Critique and Evaluation of the Self-Efficacy Theory and Lewin Change Model

            Both Self-Efficacy Theory and Lewin Change Model can be used to improve labeling practices. Self-Efficacy Theory is a middle rage theory that aims to improve self-efficacy of healthcare staff in labeling of samples without errors or omission of critical information (Bandura, 1997). On the other hand, Lewin Change Model is a borrowed theory that aims to solve the labeling problem characterized by missing details in specimen vials (Lewin, 1947). While Self-Efficacy Theory can improve efficacy of staff by paying attention to details and following new protocols and procedures; Lewin Change Theory focus on impacting change towards adoption of new practices and procedures. In essence both theories can support achievement of better outcomes (Bandura, 1997; Lewin, 1947). There are three steps (freezing, moving, and unfreezing) in Lewin Change Model to influence change while Self-Efficacy Theory involves utilization of four ways or approaches (mastery of experience, building resilience, social persuasion, and states of physiology) to improve efficacy of individual staff members to label laboratory vials correctly with complete details (Bandura, 1997; Lewin, 1947).

Application of both the Self-Efficacy Theory and Lewin Change Model

Concepts derived from Self-Efficacy Theory and Lewin Change Model can be applied to solve the identified practice problem. The first approach offered by self-efficacy is the need for the staff to master self-efficacy skills in labeling of vials and documentation. The second approach to build resilience in working in a stressful and demanding environment. In addition, the staff requires mentors or role models who will inspire them to label lab via correctly and completely. The social persuasion approach of achieving self-efficacy will involve convincing relevant staff that they possess necessary knowledge and skills to correct the observed practice problem. The last approach of achieving self-efficacy known as states of physiology will involve addressing emotions and psychological stress, which contributes to the observed issue (Bandura, 1997). On the other hand, Lewin change model will be useful in implementation of desired goals or objects. The three steps that will be used to influence change for the better include unfreezing of old ways, moving or influencing adoption of the planned changes (Lewin, 1947).

Conclusion

            Middle Range and Borrowed theories can both be applied in their own right to address an observed practice problem. The observed practice problem is that many laboratory vials have missing or unlabeled details such as patient’s name, date of collection, initials of staff member collecting the sample and date of collections.

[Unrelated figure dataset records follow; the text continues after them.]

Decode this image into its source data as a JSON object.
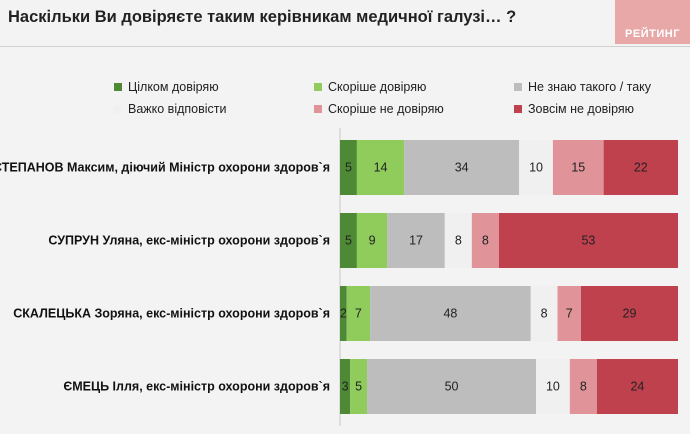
{
  "title": "Наскільки Ви довіряєте таким керівникам медичної галузі… ?",
  "logo_text": "РЕЙТИНГ",
  "chart_data": {
    "type": "bar",
    "orientation": "horizontal",
    "stacked": true,
    "percent": true,
    "legend_position": "top",
    "categories": [
      "СТЕПАНОВ Максим, діючий Міністр охорони здоров`я",
      "СУПРУН Уляна, екс-міністр охорони здоров`я",
      "СКАЛЕЦЬКА Зоряна, екс-міністр охорони здоров`я",
      "ЄМЕЦЬ Ілля, екс-міністр охорони здоров`я"
    ],
    "series": [
      {
        "name": "Цілком довіряю",
        "color": "#4e8a36",
        "values": [
          5,
          5,
          2,
          3
        ]
      },
      {
        "name": "Скоріше довіряю",
        "color": "#8fcc5c",
        "values": [
          14,
          9,
          7,
          5
        ]
      },
      {
        "name": "Не знаю такого / таку",
        "color": "#bdbdbd",
        "values": [
          34,
          17,
          48,
          50
        ]
      },
      {
        "name": "Важко відповісти",
        "color": "#f0f0f0",
        "values": [
          10,
          8,
          8,
          10
        ]
      },
      {
        "name": "Скоріше не довіряю",
        "color": "#e0949a",
        "values": [
          15,
          8,
          7,
          8
        ]
      },
      {
        "name": "Зовсім не довіряю",
        "color": "#c0414e",
        "values": [
          22,
          53,
          29,
          24
        ]
      }
    ]
  }
}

Missing details may lead to rejection of the vials containing patient’s same. The can result in medical errors or discarding of sample. Integration of Lewin Change Model and Self-Efficacy Theory can increase the likelihood of success in minimization or reduction of labeling errors.

 

 

 

 

 

 

 

 

References

Bandura, A. (1997). Self-efficacy: The exercise of control. Freeman & Company: New York.

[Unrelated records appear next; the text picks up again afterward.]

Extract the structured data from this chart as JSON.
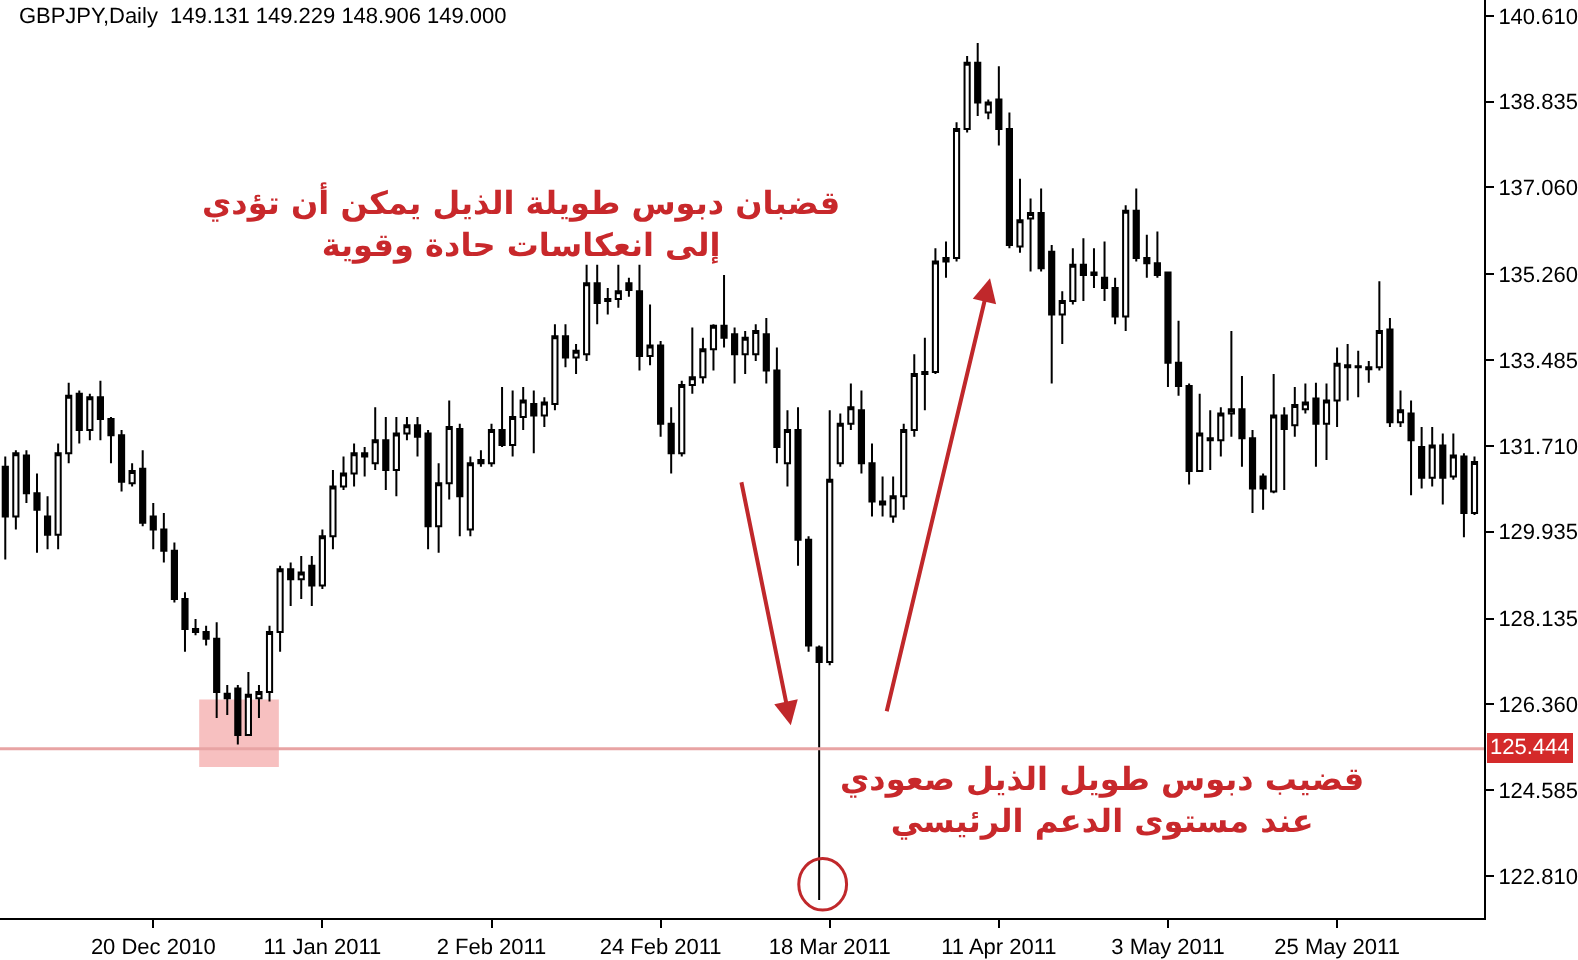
{
  "chart_data": {
    "type": "candlestick",
    "title": "GBPJPY,Daily  149.131 149.229 148.906 149.000",
    "categories": [
      null,
      null,
      null,
      null,
      null,
      null,
      null,
      null,
      null,
      null,
      null,
      null,
      null,
      null,
      "20 Dec 2010",
      null,
      null,
      null,
      null,
      null,
      null,
      null,
      null,
      null,
      null,
      null,
      null,
      null,
      null,
      null,
      "11 Jan 2011",
      null,
      null,
      null,
      null,
      null,
      null,
      null,
      null,
      null,
      null,
      null,
      null,
      null,
      null,
      null,
      "2 Feb 2011",
      null,
      null,
      null,
      null,
      null,
      null,
      null,
      null,
      null,
      null,
      null,
      null,
      null,
      null,
      null,
      "24 Feb 2011",
      null,
      null,
      null,
      null,
      null,
      null,
      null,
      null,
      null,
      null,
      null,
      null,
      null,
      null,
      null,
      "18 Mar 2011",
      null,
      null,
      null,
      null,
      null,
      null,
      null,
      null,
      null,
      null,
      null,
      null,
      null,
      null,
      null,
      "11 Apr 2011",
      null,
      null,
      null,
      null,
      null,
      null,
      null,
      null,
      null,
      null,
      null,
      null,
      null,
      null,
      null,
      "3 May 2011",
      null,
      null,
      null,
      null,
      null,
      null,
      null,
      null,
      null,
      null,
      null,
      null,
      null,
      null,
      null,
      "25 May 2011",
      null,
      null,
      null,
      null,
      null,
      null,
      null,
      null,
      null,
      null,
      null,
      null,
      null
    ],
    "ohlc": [
      [
        131.28,
        131.49,
        129.36,
        130.25
      ],
      [
        130.25,
        131.62,
        129.98,
        131.56
      ],
      [
        131.51,
        131.62,
        130.53,
        130.73
      ],
      [
        130.73,
        131.14,
        129.5,
        130.39
      ],
      [
        130.25,
        130.67,
        129.57,
        129.87
      ],
      [
        129.87,
        131.76,
        129.57,
        131.56
      ],
      [
        131.56,
        133.02,
        131.35,
        132.75
      ],
      [
        132.79,
        132.86,
        131.76,
        132.04
      ],
      [
        132.04,
        132.79,
        131.83,
        132.72
      ],
      [
        132.72,
        133.06,
        131.83,
        132.27
      ],
      [
        132.27,
        132.31,
        131.35,
        131.93
      ],
      [
        131.93,
        132.04,
        130.77,
        130.97
      ],
      [
        130.94,
        131.35,
        130.87,
        131.19
      ],
      [
        131.24,
        131.62,
        130.05,
        130.12
      ],
      [
        130.25,
        130.53,
        129.57,
        129.98
      ],
      [
        129.98,
        130.32,
        129.3,
        129.54
      ],
      [
        129.54,
        129.71,
        128.47,
        128.54
      ],
      [
        128.54,
        128.68,
        127.45,
        127.92
      ],
      [
        127.92,
        128.13,
        127.79,
        127.86
      ],
      [
        127.86,
        127.99,
        127.58,
        127.72
      ],
      [
        127.72,
        128.06,
        126.08,
        126.62
      ],
      [
        126.58,
        126.76,
        126.14,
        126.49
      ],
      [
        126.69,
        126.76,
        125.53,
        125.73
      ],
      [
        125.73,
        127.03,
        125.73,
        126.56
      ],
      [
        126.49,
        126.76,
        126.08,
        126.62
      ],
      [
        126.62,
        127.99,
        126.42,
        127.86
      ],
      [
        127.86,
        129.23,
        127.45,
        129.16
      ],
      [
        129.16,
        129.3,
        128.4,
        128.95
      ],
      [
        128.95,
        129.43,
        128.54,
        129.09
      ],
      [
        129.23,
        129.43,
        128.4,
        128.82
      ],
      [
        128.82,
        129.98,
        128.75,
        129.84
      ],
      [
        129.84,
        131.21,
        129.57,
        130.87
      ],
      [
        130.87,
        131.49,
        130.8,
        131.14
      ],
      [
        131.14,
        131.76,
        130.87,
        131.56
      ],
      [
        131.49,
        131.69,
        131.08,
        131.56
      ],
      [
        131.35,
        132.51,
        131.21,
        131.83
      ],
      [
        131.83,
        132.31,
        130.8,
        131.21
      ],
      [
        131.21,
        132.31,
        130.67,
        131.97
      ],
      [
        131.97,
        132.31,
        131.83,
        132.14
      ],
      [
        132.14,
        132.31,
        131.49,
        131.9
      ],
      [
        131.97,
        132.04,
        129.57,
        130.05
      ],
      [
        130.05,
        131.35,
        129.5,
        130.94
      ],
      [
        130.94,
        132.65,
        130.6,
        132.1
      ],
      [
        132.06,
        132.17,
        129.84,
        130.67
      ],
      [
        129.98,
        131.49,
        129.84,
        131.35
      ],
      [
        131.35,
        131.62,
        131.28,
        131.42
      ],
      [
        131.35,
        132.17,
        131.28,
        132.04
      ],
      [
        132.04,
        132.93,
        131.69,
        131.73
      ],
      [
        131.73,
        132.86,
        131.49,
        132.31
      ],
      [
        132.31,
        132.93,
        132.04,
        132.65
      ],
      [
        132.58,
        132.86,
        131.56,
        132.34
      ],
      [
        132.34,
        132.72,
        132.1,
        132.61
      ],
      [
        132.58,
        134.23,
        132.45,
        133.98
      ],
      [
        133.98,
        134.23,
        133.34,
        133.54
      ],
      [
        133.54,
        133.82,
        133.2,
        133.68
      ],
      [
        133.61,
        135.46,
        133.47,
        135.08
      ],
      [
        135.08,
        135.46,
        134.23,
        134.67
      ],
      [
        134.71,
        134.98,
        134.43,
        134.75
      ],
      [
        134.75,
        135.46,
        134.57,
        134.91
      ],
      [
        135.08,
        135.19,
        134.8,
        134.94
      ],
      [
        134.91,
        135.46,
        133.27,
        133.57
      ],
      [
        133.57,
        134.64,
        133.38,
        133.79
      ],
      [
        133.79,
        133.88,
        131.9,
        132.17
      ],
      [
        132.17,
        132.51,
        131.14,
        131.56
      ],
      [
        131.56,
        133.06,
        131.49,
        132.97
      ],
      [
        132.97,
        134.16,
        132.79,
        133.13
      ],
      [
        133.13,
        133.95,
        133.0,
        133.71
      ],
      [
        133.71,
        134.23,
        133.27,
        134.2
      ],
      [
        134.2,
        135.25,
        133.75,
        133.95
      ],
      [
        134.02,
        134.16,
        133.0,
        133.61
      ],
      [
        133.61,
        134.09,
        133.2,
        133.95
      ],
      [
        133.61,
        134.23,
        133.47,
        134.09
      ],
      [
        134.02,
        134.36,
        133.0,
        133.27
      ],
      [
        133.27,
        133.75,
        131.35,
        131.69
      ],
      [
        131.35,
        132.45,
        130.87,
        132.04
      ],
      [
        132.04,
        132.51,
        129.23,
        129.77
      ],
      [
        129.77,
        129.84,
        127.45,
        127.58
      ],
      [
        127.54,
        127.58,
        122.31,
        127.24
      ],
      [
        127.24,
        132.45,
        127.17,
        131.01
      ],
      [
        131.35,
        132.38,
        131.28,
        132.17
      ],
      [
        132.17,
        133.0,
        132.04,
        132.51
      ],
      [
        132.45,
        132.86,
        131.14,
        131.35
      ],
      [
        131.35,
        131.76,
        130.25,
        130.56
      ],
      [
        130.56,
        131.08,
        130.25,
        130.5
      ],
      [
        130.25,
        131.08,
        130.12,
        130.67
      ],
      [
        130.67,
        132.17,
        130.39,
        132.04
      ],
      [
        132.04,
        133.61,
        131.9,
        133.2
      ],
      [
        133.2,
        133.95,
        132.45,
        133.24
      ],
      [
        133.24,
        135.8,
        133.2,
        135.53
      ],
      [
        135.53,
        135.94,
        135.19,
        135.6
      ],
      [
        135.6,
        138.41,
        135.53,
        138.27
      ],
      [
        138.27,
        139.78,
        138.2,
        139.64
      ],
      [
        139.64,
        140.05,
        138.54,
        138.82
      ],
      [
        138.61,
        138.88,
        138.47,
        138.82
      ],
      [
        138.88,
        139.57,
        137.93,
        138.27
      ],
      [
        138.27,
        138.61,
        135.8,
        135.87
      ],
      [
        135.84,
        137.24,
        135.71,
        136.38
      ],
      [
        136.42,
        136.83,
        135.32,
        136.53
      ],
      [
        136.53,
        137.04,
        135.32,
        135.39
      ],
      [
        135.73,
        135.87,
        133.0,
        134.43
      ],
      [
        134.43,
        134.91,
        133.82,
        134.71
      ],
      [
        134.71,
        135.8,
        134.64,
        135.46
      ],
      [
        135.46,
        136.01,
        134.71,
        135.25
      ],
      [
        135.3,
        135.8,
        134.98,
        135.25
      ],
      [
        135.19,
        135.94,
        134.71,
        134.98
      ],
      [
        134.98,
        135.19,
        134.23,
        134.39
      ],
      [
        134.39,
        136.69,
        134.09,
        136.58
      ],
      [
        136.58,
        137.04,
        135.53,
        135.6
      ],
      [
        135.6,
        136.08,
        135.19,
        135.49
      ],
      [
        135.49,
        136.15,
        135.19,
        135.25
      ],
      [
        135.3,
        135.32,
        132.93,
        133.43
      ],
      [
        133.43,
        134.3,
        132.75,
        132.95
      ],
      [
        132.95,
        133.0,
        130.91,
        131.19
      ],
      [
        131.19,
        132.79,
        131.19,
        131.97
      ],
      [
        131.87,
        132.45,
        131.21,
        131.83
      ],
      [
        131.83,
        132.51,
        131.49,
        132.38
      ],
      [
        132.38,
        134.09,
        131.9,
        132.47
      ],
      [
        132.47,
        133.16,
        131.28,
        131.87
      ],
      [
        131.87,
        132.04,
        130.32,
        130.83
      ],
      [
        131.08,
        131.14,
        130.39,
        130.83
      ],
      [
        130.77,
        133.2,
        130.73,
        132.34
      ],
      [
        132.34,
        132.51,
        130.8,
        132.06
      ],
      [
        132.14,
        132.93,
        131.9,
        132.56
      ],
      [
        132.47,
        133.0,
        132.38,
        132.61
      ],
      [
        132.69,
        133.02,
        131.28,
        132.17
      ],
      [
        132.17,
        133.0,
        131.42,
        132.65
      ],
      [
        132.65,
        133.75,
        132.1,
        133.41
      ],
      [
        133.38,
        133.82,
        132.65,
        133.34
      ],
      [
        133.36,
        133.68,
        132.72,
        133.34
      ],
      [
        133.3,
        133.47,
        133.02,
        133.34
      ],
      [
        133.34,
        135.12,
        133.27,
        134.09
      ],
      [
        134.12,
        134.36,
        132.1,
        132.2
      ],
      [
        132.2,
        132.86,
        132.1,
        132.45
      ],
      [
        132.38,
        132.65,
        130.69,
        131.83
      ],
      [
        131.69,
        132.1,
        130.83,
        131.05
      ],
      [
        131.05,
        132.1,
        130.87,
        131.72
      ],
      [
        131.72,
        131.97,
        130.5,
        131.05
      ],
      [
        131.08,
        131.97,
        131.01,
        131.51
      ],
      [
        131.49,
        131.56,
        129.82,
        130.32
      ],
      [
        130.32,
        131.49,
        130.28,
        131.38
      ]
    ],
    "ylim": [
      121.94,
      140.94
    ],
    "yticks": [
      {
        "value": 140.61,
        "label": "140.610"
      },
      {
        "value": 138.835,
        "label": "138.835"
      },
      {
        "value": 137.06,
        "label": "137.060"
      },
      {
        "value": 135.26,
        "label": "135.260"
      },
      {
        "value": 133.485,
        "label": "133.485"
      },
      {
        "value": 131.71,
        "label": "131.710"
      },
      {
        "value": 129.935,
        "label": "129.935"
      },
      {
        "value": 128.135,
        "label": "128.135"
      },
      {
        "value": 126.36,
        "label": "126.360"
      },
      {
        "value": 124.585,
        "label": "124.585"
      },
      {
        "value": 122.81,
        "label": "122.810"
      }
    ],
    "ref_lines": [
      {
        "axis": "y",
        "value": 125.444,
        "label": "125.444",
        "color": "#e8a4a4"
      }
    ],
    "annotations": [
      "قضبان دبوس طويلة الذيل يمكن أن تؤدي\nإلى انعكاسات حادة وقوية",
      "قضيب دبوس طويل الذيل صعودي\nعند مستوى الدعم الرئيسي"
    ],
    "grid": false
  }
}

Lewin, K. (1947). Field theory in social science. New York: Harper & Row.  

Hussain, S. T., Lei, S., Akram, T., Haider, M. J., Hussain, S. H., & Ali, M. (2018). Kurt Lewin’s change model: A critical review of the role of leadership and employee involvement in organizational change. Journal of Innovation & Knowledge, 3(3), 123-127. https://doi.org/10.1016/j.jik.2016.07.002

Cummings, S., Bridgman, T., & Brown, K. G. (2018). Unfreezing change as three steps: Rethinking Kurt Lewin’s legacy for change management. Human Relations, 69(1), 33-60. https://journals.sagepub.com/doi/pdf/10.1177/0018726715577707

Wojciechowski, E., Murphy, P., Pearsall, T., & French, E. (May 31, 2016). A Case Review: Integrating Lewin’s Theory with Lean’s System Approach for Change. OJIN: The Online Journal of Issues in Nursing, 21(2), Manuscript 4. https://ojin.nursingworld.org/MainMenuCategories/ANAMarketplace/ANAPeriodicals/OJIN/TableofContents/Vol-21-2016/No2-May-2016/Integrating-Lewins-Theory-with-Leans-System-Approach.html#:~:text=The%20Change%20Model.&text=Lewin’s%20theory%20proposes%20that%20individuals,that%20causes%20change%20to%20happen.